Dark story is vividly entertaini­ng

- WENDY SMITH

A Net for Small Fishes Lucy Jago Flatiron Books

The corrupt, licentious court of England's James I makes a fittingly baroque backdrop for A Net for Small Fishes, Lucy Jago's novel (based on an actual 17th-century scandal) about a complicate­d female friendship fuelled by ambition and anger.

When narrator Anne Turner first lays eyes on Frances Howard in January 1609, she sees a weeping 18-year-old covered with welts after being whipped by her husband. These are of no concern to her mother, who has summoned Anne to dress Frances for a court appearance and coldly advises her daughter to “submit to your marriage,” arranged to serve the political interests of the powerful Howard family.

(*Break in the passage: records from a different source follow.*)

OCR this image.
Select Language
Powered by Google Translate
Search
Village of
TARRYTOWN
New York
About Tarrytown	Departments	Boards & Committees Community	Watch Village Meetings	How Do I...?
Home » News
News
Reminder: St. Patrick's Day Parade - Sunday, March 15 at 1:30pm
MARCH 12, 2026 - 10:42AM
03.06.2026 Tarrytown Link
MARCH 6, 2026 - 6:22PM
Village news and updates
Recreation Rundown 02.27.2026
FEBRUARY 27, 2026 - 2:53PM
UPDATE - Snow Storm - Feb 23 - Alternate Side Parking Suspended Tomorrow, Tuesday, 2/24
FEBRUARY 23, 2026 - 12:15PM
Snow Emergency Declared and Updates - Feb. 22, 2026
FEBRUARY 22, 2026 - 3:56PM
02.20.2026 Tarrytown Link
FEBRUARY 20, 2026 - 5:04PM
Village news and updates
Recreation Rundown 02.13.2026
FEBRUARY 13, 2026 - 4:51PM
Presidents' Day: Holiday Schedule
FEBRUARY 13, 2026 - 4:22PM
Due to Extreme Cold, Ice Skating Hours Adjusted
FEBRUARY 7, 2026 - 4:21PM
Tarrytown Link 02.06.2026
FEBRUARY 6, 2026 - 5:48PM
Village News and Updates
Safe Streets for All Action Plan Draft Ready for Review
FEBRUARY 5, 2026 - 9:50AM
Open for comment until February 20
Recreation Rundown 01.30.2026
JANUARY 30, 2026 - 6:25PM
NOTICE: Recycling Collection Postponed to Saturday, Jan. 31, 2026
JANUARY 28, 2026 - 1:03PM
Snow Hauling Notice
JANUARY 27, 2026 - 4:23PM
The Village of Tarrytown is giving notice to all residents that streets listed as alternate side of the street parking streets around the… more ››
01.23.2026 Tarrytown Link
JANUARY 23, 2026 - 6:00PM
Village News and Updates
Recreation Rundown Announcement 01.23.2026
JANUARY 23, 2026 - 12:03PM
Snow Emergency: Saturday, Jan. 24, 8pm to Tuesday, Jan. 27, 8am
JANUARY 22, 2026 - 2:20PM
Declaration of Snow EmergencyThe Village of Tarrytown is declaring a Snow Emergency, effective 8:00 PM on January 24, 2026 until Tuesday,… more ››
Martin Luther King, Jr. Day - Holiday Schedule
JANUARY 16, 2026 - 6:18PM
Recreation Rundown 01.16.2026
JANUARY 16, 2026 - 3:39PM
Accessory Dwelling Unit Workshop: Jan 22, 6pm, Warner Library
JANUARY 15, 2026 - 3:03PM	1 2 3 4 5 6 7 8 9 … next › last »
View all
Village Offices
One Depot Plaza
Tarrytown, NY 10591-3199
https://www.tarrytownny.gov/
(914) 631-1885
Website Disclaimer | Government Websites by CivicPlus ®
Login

Her 17-year-old husband beats her because he has been unable to consummate their union, Frankie confides. “I am very unhappy,” she whispers, slipping her hand into Anne's. “In that moment, I recognized Frances Howard to be the dream I had long held,” Anne tells us. “With Frankie, I could have the life I had always wanted.”

Anne schemes for her family to surmount Jacobean society's rigid gradations of rank and status. Her husband George's medical practice at court requires the couple to spend money they don't have to keep up appearance­s. Payments for the herbal medicines Anne concocts and the outfits she designs for court ladies help, but they are always in debt — not unlike Frankie's family, except the Howards' spending is on a vastly greater scale and the nobility are rarely forced to pay their bills. Anne is more fortunate than Frankie in one sense. George, impotent for some time, gracefully shares Anne with a lover, a courtier who fathered the three youngest of her six children. Their marriage remains loving and supportive. Anne hopes Frankie's patronage will smooth the path toward a knighthood for George and upward mobility for her children.

Jago weaves an intricate web of social, sexual and political manoeuvres that entangles her characters. Even Frankie's abusive husband is depicted with a measure of empathy as the traumatize­d son of a man executed for treason.